Christmas is coming. And through this season of Advent that prepares us for it, we hear many voices that are part of the Christmas story: of angels and prophets, of key characters, and of minor characters, too.
And then there’s John the Baptist.
John, son of Zechariah and Elizabeth, is a cousin of Jesus, born only a few months before him. In fact, his birth story in Luke 1 is parallel, but opposite that of Jesus. John’s parents are elderly and unable to have children, but the angel Gabriel appears to his father and tells him that they will have a son who will be the one to prepare people for Jesus. When John is born, Zechariah sings a great song of blessing about his child: “you, child, will be called the prophet of the Most High; for you will go before the Lord to prepare his ways” (Luke 1:76).
But - and it’s a big but - this isn’t the only part of the story we hear. We also meet the very adult John, who comes out of the wilderness to call people to repent and be ready, to “prepare the way of the Lord,” because the very adult Jesus is about to appear. Sure, he baptizes, but he’s an announcer, an advance man for Jesus.
Okay, you might think, Jesus is about to appear, it’s Christmas. But with all the prophets predicting the messiah and all the angels telling people what’s happening and all the characters in the story, do we really need this cousin from the wilderness, right now, too? Luke says that he’s lived in the wilderness all his life, doesn’t cut his hair, and doesn’t drink. Mark and Matthew both say he wore camel hair clothing and ate locusts and honey. a real rustic cousin who also seems to be plain speaking and truth telling.
Colourful and charismatic, sure, but why do we need this voice calling to us now? Because the prophets and angels and magi are all part of the story we celebrate as an anniversary at Christmas. John calls us to remember that Jesus didn’t just come in the past. Jesus said he would return and, while that might be at sometime in the future in the style of the book of Revelation, it might also be even now. John reminds us to be ready to meet Jesus at anytime, anywhere, in anyone. He reminds us that we prepare not just for a specific event or a specific Jesus, but for the coming of the love, hope and grace embodied by Jesus. What John really calls us to is an open heart and an open mind, a willingness to be able to see the love that is all around us here and now, in each person, each life, each creation.

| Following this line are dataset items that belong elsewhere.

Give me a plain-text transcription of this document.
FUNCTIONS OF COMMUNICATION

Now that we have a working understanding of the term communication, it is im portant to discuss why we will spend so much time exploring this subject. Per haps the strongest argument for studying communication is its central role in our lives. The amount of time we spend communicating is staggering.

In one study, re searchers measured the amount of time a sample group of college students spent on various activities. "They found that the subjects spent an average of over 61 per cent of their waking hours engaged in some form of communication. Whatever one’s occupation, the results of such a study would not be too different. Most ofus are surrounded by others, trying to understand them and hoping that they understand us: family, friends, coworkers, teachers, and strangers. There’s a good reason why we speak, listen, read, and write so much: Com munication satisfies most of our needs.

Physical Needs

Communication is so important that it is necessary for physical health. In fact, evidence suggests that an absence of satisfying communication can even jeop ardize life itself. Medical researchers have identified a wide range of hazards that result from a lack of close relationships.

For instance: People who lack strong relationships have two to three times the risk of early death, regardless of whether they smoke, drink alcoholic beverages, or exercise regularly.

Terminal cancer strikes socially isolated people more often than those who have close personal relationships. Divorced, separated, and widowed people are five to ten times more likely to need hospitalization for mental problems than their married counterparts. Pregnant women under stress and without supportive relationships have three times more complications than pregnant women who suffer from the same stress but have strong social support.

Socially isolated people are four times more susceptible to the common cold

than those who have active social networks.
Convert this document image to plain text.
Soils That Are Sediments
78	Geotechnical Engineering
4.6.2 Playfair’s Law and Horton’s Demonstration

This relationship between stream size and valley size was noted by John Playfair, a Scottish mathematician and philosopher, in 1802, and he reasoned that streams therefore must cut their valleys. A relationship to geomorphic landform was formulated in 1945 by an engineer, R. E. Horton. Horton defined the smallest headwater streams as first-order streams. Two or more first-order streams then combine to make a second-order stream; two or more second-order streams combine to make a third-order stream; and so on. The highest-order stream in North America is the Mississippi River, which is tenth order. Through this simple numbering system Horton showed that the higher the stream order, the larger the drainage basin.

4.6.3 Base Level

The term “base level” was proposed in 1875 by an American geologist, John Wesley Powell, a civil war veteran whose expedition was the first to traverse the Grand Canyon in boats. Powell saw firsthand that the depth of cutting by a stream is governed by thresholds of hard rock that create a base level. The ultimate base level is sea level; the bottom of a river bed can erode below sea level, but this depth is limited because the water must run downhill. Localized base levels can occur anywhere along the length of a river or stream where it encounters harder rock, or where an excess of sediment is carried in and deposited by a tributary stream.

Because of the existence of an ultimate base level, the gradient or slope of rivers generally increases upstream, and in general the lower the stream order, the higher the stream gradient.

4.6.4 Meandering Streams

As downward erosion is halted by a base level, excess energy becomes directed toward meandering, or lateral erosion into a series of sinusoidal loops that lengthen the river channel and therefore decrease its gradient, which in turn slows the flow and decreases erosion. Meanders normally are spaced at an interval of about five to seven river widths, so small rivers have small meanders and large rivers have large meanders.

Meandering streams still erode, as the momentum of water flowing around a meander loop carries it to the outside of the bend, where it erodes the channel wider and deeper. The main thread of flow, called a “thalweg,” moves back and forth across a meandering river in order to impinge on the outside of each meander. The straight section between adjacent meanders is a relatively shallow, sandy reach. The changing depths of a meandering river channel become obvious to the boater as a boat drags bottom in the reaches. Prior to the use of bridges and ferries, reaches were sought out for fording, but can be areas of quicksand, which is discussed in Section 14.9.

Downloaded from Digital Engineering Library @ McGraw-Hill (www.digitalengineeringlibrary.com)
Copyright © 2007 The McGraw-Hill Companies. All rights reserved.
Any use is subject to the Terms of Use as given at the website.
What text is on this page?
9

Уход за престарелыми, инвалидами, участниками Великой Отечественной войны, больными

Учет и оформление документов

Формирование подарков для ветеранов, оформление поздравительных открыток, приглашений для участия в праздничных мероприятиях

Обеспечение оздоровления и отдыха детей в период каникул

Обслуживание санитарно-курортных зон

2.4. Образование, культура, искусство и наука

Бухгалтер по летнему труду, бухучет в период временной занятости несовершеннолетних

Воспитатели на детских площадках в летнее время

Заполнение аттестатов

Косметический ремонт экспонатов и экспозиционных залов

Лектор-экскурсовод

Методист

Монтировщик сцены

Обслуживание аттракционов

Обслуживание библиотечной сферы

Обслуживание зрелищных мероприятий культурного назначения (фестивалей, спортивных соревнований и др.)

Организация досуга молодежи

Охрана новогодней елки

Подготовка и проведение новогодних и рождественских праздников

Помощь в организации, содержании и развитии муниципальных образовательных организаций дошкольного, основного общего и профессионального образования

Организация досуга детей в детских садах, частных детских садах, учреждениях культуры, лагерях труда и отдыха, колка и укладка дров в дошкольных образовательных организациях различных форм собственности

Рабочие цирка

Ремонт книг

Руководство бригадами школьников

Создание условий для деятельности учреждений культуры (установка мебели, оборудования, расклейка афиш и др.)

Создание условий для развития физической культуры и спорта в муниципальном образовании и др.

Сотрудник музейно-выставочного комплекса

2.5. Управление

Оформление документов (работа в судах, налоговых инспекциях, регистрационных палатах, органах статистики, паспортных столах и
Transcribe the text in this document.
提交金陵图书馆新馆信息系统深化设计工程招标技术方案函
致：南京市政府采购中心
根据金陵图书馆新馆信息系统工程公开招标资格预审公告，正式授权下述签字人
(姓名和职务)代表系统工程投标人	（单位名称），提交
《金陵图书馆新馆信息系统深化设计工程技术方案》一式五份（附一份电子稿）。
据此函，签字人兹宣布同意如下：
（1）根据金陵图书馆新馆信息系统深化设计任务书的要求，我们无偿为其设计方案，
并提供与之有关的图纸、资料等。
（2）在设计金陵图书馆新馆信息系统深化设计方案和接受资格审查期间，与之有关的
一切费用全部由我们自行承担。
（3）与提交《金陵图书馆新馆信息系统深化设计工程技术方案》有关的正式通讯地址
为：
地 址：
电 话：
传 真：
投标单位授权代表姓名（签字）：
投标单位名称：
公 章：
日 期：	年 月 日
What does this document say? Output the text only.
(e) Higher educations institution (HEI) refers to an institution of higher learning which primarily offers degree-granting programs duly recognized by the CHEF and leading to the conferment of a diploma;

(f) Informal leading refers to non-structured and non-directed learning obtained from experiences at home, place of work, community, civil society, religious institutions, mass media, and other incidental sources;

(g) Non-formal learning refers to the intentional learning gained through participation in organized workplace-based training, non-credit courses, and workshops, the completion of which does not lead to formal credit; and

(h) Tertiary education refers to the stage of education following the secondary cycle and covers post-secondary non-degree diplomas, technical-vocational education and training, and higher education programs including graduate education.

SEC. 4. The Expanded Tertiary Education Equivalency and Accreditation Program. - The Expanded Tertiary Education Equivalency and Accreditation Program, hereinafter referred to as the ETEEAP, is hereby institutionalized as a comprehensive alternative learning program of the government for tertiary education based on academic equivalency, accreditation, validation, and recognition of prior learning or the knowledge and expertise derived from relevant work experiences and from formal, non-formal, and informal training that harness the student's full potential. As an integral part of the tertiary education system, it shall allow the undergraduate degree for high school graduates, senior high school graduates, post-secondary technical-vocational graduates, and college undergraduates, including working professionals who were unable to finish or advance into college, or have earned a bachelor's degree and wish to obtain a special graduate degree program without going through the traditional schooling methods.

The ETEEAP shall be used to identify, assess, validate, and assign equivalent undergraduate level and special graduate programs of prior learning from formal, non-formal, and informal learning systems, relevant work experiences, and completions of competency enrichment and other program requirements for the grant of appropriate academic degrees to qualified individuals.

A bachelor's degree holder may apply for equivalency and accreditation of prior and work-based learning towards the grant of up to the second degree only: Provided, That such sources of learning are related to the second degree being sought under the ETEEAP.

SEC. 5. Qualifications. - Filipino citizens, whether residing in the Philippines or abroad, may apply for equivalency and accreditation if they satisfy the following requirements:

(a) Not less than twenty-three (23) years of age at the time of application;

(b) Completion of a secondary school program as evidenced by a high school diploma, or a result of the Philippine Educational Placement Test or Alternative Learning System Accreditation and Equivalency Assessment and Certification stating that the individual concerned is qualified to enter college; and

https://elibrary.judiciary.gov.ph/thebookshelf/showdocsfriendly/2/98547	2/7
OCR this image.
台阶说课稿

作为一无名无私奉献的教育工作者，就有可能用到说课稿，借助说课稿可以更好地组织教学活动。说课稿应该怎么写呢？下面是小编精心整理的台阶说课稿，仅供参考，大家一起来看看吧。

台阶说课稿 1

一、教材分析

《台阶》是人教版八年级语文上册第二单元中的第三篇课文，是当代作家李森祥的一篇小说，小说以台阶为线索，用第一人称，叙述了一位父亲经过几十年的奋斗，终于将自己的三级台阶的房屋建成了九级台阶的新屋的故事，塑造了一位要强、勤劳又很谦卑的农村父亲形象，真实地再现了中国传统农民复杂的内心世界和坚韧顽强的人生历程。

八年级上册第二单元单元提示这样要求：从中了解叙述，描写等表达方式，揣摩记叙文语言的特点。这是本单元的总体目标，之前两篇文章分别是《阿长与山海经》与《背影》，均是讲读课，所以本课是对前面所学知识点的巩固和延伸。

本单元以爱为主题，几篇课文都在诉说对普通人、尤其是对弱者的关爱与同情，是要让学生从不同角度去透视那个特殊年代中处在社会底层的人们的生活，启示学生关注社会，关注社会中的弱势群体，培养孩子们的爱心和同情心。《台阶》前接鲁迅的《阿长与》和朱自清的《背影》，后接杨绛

One of the things I appreciate most about hearing John in the midst of the Christmas story is the contrast between him and the other main “announcers” in the story, the angels. There’s no description of Gabriel or “the angel of Lord” who appears to the shepherds or “the heavenly host” that join them, but think about how we envision them. Light - “the glory of the Lord” - is the only clue in the story, but we imagine them beautiful with long white robes, wings, halos, and they fly in the sky, of course. John comes out of the wilderness, dirty and unkept, wild, raw and rough. Yet each has a message to share.
In preparing for Christmas, in preparing to meet Jesus, it’s not the trappings, the dressing up or the decoration that’s important. It’s the love. It’s the hope. It’s the grace and the peace. It’s God.